A major fast food franchisor breathed a sigh of relief when the Fair Work Commission declined to cancel an expired agreement with retrospective effect, despite an employee urging it to do so. The employee had argued that since the agreement had expired two and half years previously, the cancellation should operate from the day after the agreement expired.
This would have presented the employer with a serious problem, because the award had ‘caught up’ with the agreement in some areas, so there would be a great deal of effort needed to ensure the 109,000 employees had been paid properly. The administrative effort required would have been substantial.
The FWC also examined the retrospective claim from a legal perspective and made the finding that it is only in exceptional circumstances that the rights and responsibilities of the parties should be altered retrospectively.

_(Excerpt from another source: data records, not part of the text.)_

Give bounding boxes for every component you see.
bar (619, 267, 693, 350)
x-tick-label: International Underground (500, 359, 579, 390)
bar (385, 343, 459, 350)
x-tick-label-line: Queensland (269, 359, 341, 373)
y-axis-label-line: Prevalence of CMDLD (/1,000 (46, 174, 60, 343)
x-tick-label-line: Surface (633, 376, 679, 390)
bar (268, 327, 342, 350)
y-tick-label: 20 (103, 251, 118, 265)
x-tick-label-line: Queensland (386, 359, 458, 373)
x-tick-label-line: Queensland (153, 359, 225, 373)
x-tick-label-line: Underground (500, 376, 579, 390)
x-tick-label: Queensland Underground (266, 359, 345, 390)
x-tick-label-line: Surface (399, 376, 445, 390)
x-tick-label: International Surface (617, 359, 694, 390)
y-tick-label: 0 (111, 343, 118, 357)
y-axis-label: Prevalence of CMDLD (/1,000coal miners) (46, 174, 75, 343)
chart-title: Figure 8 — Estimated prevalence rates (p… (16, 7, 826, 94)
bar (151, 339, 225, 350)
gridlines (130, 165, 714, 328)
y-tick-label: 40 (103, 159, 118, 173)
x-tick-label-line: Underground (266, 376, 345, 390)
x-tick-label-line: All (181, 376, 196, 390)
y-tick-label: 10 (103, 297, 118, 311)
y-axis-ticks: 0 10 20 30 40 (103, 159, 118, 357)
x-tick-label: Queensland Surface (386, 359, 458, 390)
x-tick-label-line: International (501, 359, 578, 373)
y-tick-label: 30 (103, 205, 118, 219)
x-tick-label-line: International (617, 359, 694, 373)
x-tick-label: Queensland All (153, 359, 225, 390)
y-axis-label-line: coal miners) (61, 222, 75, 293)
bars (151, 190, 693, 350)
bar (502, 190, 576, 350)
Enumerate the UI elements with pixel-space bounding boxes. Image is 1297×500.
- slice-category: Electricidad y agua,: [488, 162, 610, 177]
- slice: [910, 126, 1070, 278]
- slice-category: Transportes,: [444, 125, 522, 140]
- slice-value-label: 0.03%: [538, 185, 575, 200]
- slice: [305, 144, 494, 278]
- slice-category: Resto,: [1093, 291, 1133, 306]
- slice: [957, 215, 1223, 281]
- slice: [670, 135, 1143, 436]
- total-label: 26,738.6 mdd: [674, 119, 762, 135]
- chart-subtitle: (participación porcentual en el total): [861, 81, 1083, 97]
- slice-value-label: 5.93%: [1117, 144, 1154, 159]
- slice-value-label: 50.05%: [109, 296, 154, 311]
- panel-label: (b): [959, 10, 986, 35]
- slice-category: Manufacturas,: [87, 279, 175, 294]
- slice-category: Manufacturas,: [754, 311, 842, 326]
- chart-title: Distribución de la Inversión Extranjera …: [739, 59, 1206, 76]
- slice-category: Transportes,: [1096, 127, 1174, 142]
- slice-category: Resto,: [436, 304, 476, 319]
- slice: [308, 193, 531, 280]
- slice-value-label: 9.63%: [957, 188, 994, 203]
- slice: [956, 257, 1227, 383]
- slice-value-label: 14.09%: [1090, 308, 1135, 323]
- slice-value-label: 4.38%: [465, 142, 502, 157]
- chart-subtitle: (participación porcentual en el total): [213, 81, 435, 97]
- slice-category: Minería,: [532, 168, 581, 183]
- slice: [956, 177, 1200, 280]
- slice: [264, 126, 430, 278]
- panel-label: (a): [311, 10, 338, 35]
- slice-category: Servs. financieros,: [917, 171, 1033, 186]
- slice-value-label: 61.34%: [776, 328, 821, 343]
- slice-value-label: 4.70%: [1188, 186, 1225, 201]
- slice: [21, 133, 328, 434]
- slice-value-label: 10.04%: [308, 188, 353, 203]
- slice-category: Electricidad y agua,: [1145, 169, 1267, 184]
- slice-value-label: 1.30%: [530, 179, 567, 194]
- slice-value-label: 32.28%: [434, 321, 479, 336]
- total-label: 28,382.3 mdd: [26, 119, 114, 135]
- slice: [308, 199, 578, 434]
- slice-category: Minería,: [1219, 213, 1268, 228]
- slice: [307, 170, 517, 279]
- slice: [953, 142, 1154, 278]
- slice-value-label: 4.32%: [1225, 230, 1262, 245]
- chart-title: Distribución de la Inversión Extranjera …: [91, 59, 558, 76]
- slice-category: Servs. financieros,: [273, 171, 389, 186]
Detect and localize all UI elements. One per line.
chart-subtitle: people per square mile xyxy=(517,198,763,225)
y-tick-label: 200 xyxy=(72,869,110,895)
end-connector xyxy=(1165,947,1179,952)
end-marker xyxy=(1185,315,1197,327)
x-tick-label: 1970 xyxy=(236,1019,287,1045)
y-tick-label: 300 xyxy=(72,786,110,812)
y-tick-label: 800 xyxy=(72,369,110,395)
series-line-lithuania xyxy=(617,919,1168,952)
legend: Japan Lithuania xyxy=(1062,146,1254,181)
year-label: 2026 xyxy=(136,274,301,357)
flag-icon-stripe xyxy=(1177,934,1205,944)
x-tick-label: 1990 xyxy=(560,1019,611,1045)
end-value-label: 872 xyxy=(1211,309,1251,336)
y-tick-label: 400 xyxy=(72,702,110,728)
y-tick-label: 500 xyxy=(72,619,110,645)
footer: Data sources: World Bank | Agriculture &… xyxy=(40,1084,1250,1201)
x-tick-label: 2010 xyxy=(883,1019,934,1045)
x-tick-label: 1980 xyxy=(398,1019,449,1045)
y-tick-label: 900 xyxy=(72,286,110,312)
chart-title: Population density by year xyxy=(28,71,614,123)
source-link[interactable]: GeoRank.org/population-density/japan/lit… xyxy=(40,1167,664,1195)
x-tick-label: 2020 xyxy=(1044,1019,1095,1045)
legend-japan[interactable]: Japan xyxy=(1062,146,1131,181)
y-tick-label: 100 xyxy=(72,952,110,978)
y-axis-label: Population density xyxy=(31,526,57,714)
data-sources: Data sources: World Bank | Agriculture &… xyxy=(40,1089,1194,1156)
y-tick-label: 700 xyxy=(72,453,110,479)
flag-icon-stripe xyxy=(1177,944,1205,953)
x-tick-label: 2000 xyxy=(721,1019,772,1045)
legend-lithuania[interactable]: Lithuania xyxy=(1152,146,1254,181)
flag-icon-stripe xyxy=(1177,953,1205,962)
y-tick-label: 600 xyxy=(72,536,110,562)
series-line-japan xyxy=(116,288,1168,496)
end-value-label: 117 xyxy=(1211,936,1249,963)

It noted that the Fair Work Act specifically provides that no penalty can be ordered against a person for conduct that occurred before a retrospective determination is made, if that conduct did not breach the minimum award rates (a separate normal obligation anyway).

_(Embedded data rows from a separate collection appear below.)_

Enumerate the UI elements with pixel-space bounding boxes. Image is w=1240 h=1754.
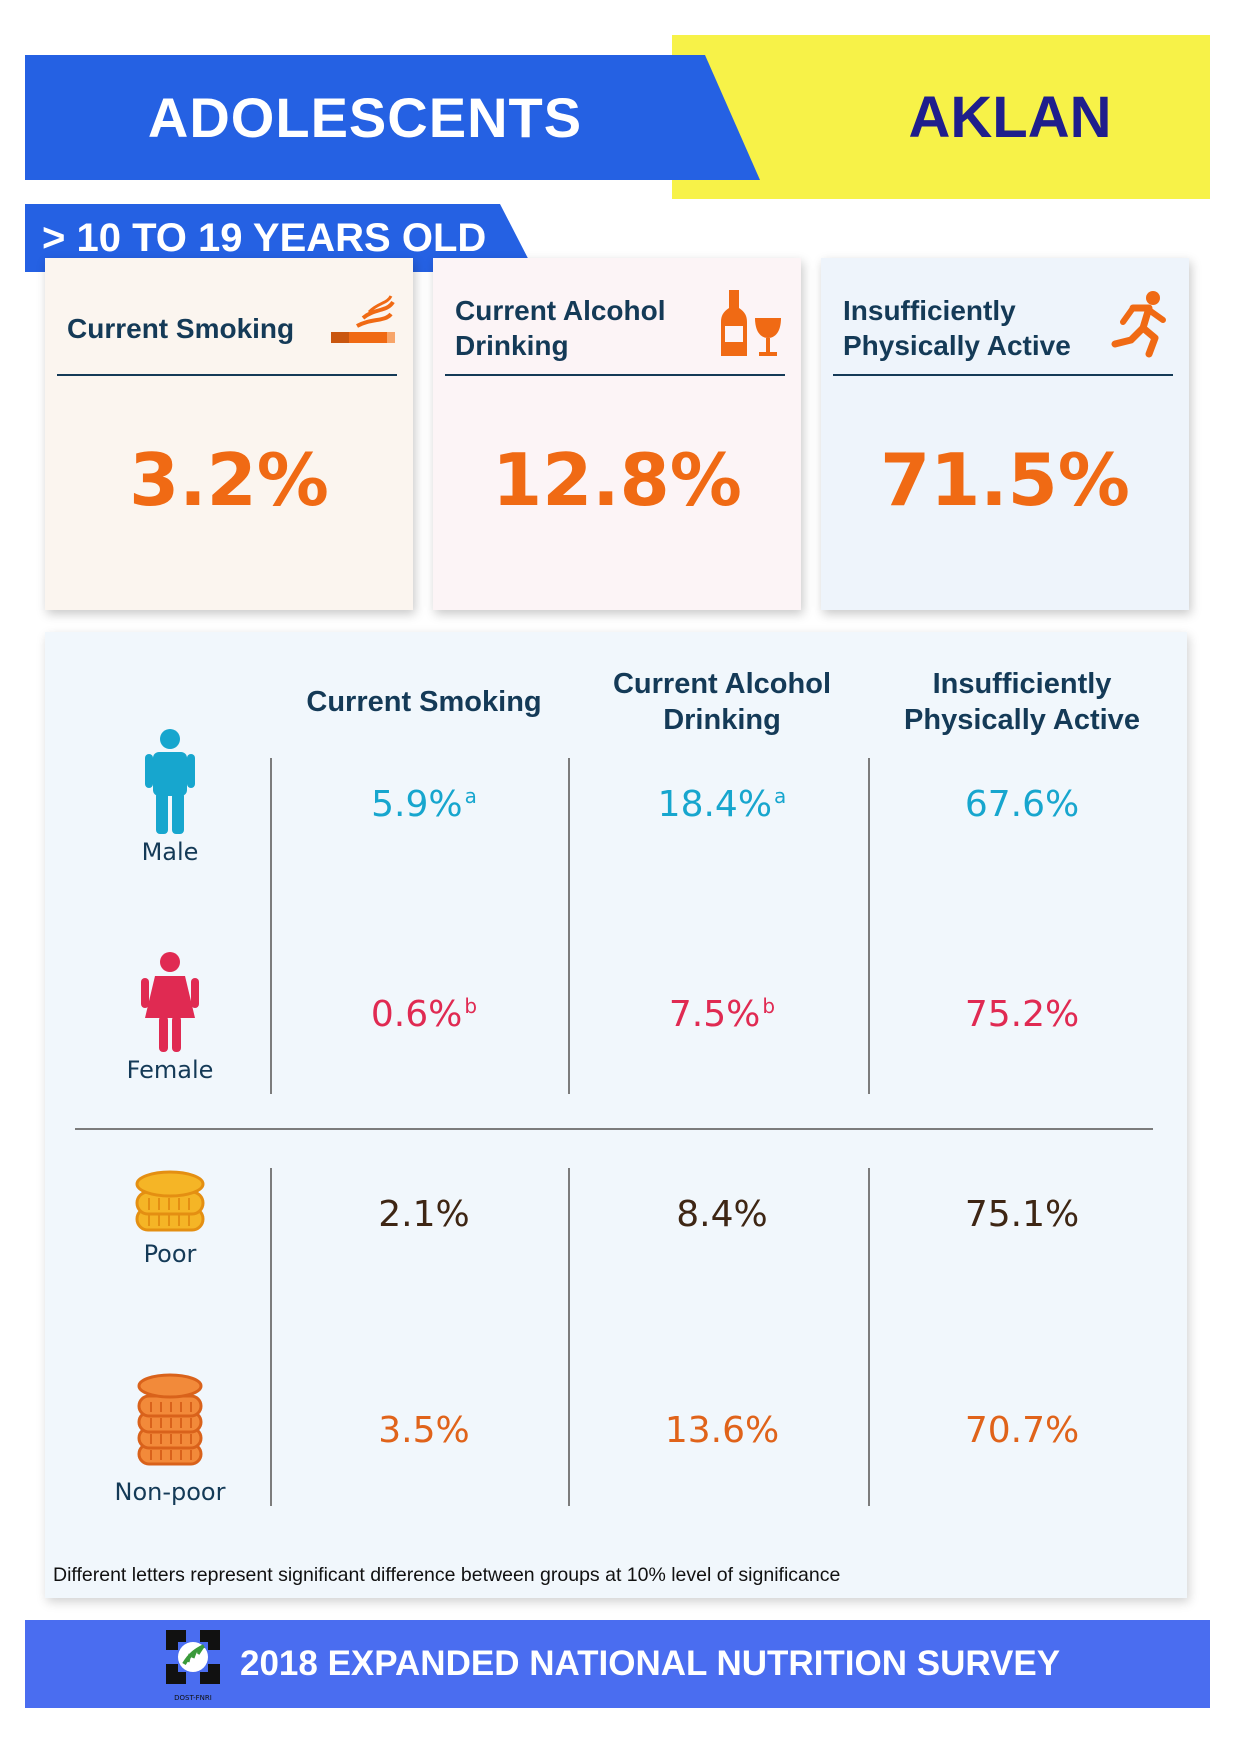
bottle-glass-icon <box>721 290 781 356</box>
cell-female-alcohol: 7.5% b <box>668 994 776 1035</box>
row-label-non-poor: Non-poor <box>114 1478 226 1506</box>
cell-male-smoking: 5.9% a <box>371 784 477 825</box>
card-divider <box>445 374 785 376</box>
card-current-smoking: Current Smoking 3.2% <box>45 258 413 610</box>
coin-stack-small-icon <box>135 1170 205 1232</box>
column-header-smoking: Current Smoking <box>306 685 542 718</box>
age-range: > 10 TO 19 YEARS OLD <box>42 216 487 260</box>
page-title: ADOLESCENTS <box>147 86 583 149</box>
dost-fnri-logo: DOST-FNRI <box>166 1630 220 1702</box>
female-person-icon <box>141 952 199 1052</box>
region-name: AKLAN <box>908 85 1112 150</box>
cigarette-icon <box>331 295 395 343</box>
cell-nonpoor-alcohol: 13.6% <box>664 1410 780 1451</box>
cell-nonpoor-activity: 70.7% <box>964 1410 1080 1451</box>
card-divider <box>833 374 1173 376</box>
footer-title: 2018 EXPANDED NATIONAL NUTRITION SURVEY <box>240 1644 1061 1683</box>
card-insufficiently-physically-active: Insufficiently Physically Active 71.5% <box>821 258 1189 610</box>
card-value: 3.2% <box>129 438 329 522</box>
breakdown-panel: Current Smoking Current Alcohol Drinking… <box>45 632 1187 1598</box>
column-divider <box>868 1168 870 1506</box>
cell-nonpoor-smoking: 3.5% <box>378 1410 470 1451</box>
header-yellow-band <box>672 35 1210 199</box>
male-person-icon <box>145 729 195 834</box>
column-header-alcohol: Current Alcohol Drinking <box>612 667 832 736</box>
column-header-activity: Insufficiently Physically Active <box>904 667 1140 736</box>
column-divider <box>568 1168 570 1506</box>
row-label-male: Male <box>141 838 199 866</box>
column-divider <box>568 758 570 1094</box>
cell-female-activity: 75.2% <box>964 994 1080 1035</box>
card-title: Current Alcohol Drinking <box>455 295 666 361</box>
card-title: Current Smoking <box>67 312 295 344</box>
column-divider <box>270 1168 272 1506</box>
svg-text:DOST-FNRI: DOST-FNRI <box>174 1694 212 1702</box>
cell-male-activity: 67.6% <box>964 784 1080 825</box>
column-divider <box>270 758 272 1094</box>
coin-stack-large-icon <box>137 1373 203 1466</box>
card-value: 71.5% <box>880 438 1130 522</box>
row-label-poor: Poor <box>143 1240 197 1268</box>
cell-poor-smoking: 2.1% <box>378 1194 470 1235</box>
card-value: 12.8% <box>492 438 742 522</box>
row-label-female: Female <box>126 1056 214 1084</box>
cell-poor-activity: 75.1% <box>964 1194 1080 1235</box>
cell-male-alcohol: 18.4% a <box>657 784 787 825</box>
cell-female-smoking: 0.6% b <box>370 994 478 1035</box>
section-divider <box>75 1128 1153 1130</box>
card-title: Insufficiently Physically Active <box>843 295 1071 361</box>
column-divider <box>868 758 870 1094</box>
cell-poor-alcohol: 8.4% <box>676 1194 768 1235</box>
footnote: Different letters represent significant … <box>53 1564 841 1586</box>
card-current-alcohol-drinking: Current Alcohol Drinking 12.8% <box>433 258 801 610</box>
running-person-icon <box>1111 291 1166 358</box>
card-divider <box>57 374 397 376</box>
header-blue-band <box>25 55 760 180</box>
footer-banner: DOST-FNRI 2018 EXPANDED NATIONAL NUTRITI… <box>25 1620 1210 1708</box>
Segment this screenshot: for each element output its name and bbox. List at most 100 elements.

This, the FWC reasoned, was further proof of the intention of parliament to ensure that retrospectivity remained a rare occurrence. The decision lists six substantial factors weighing against the backdating argument. Ultimately, the FWC indicated that it would take something truly extraordinary, truly exceptional, to backdate a decision of this kind. In the absence of that, and the fact that the employee made no effort to have the agreement cancelled until nearly two years had elapsed, the FWC declined to do so.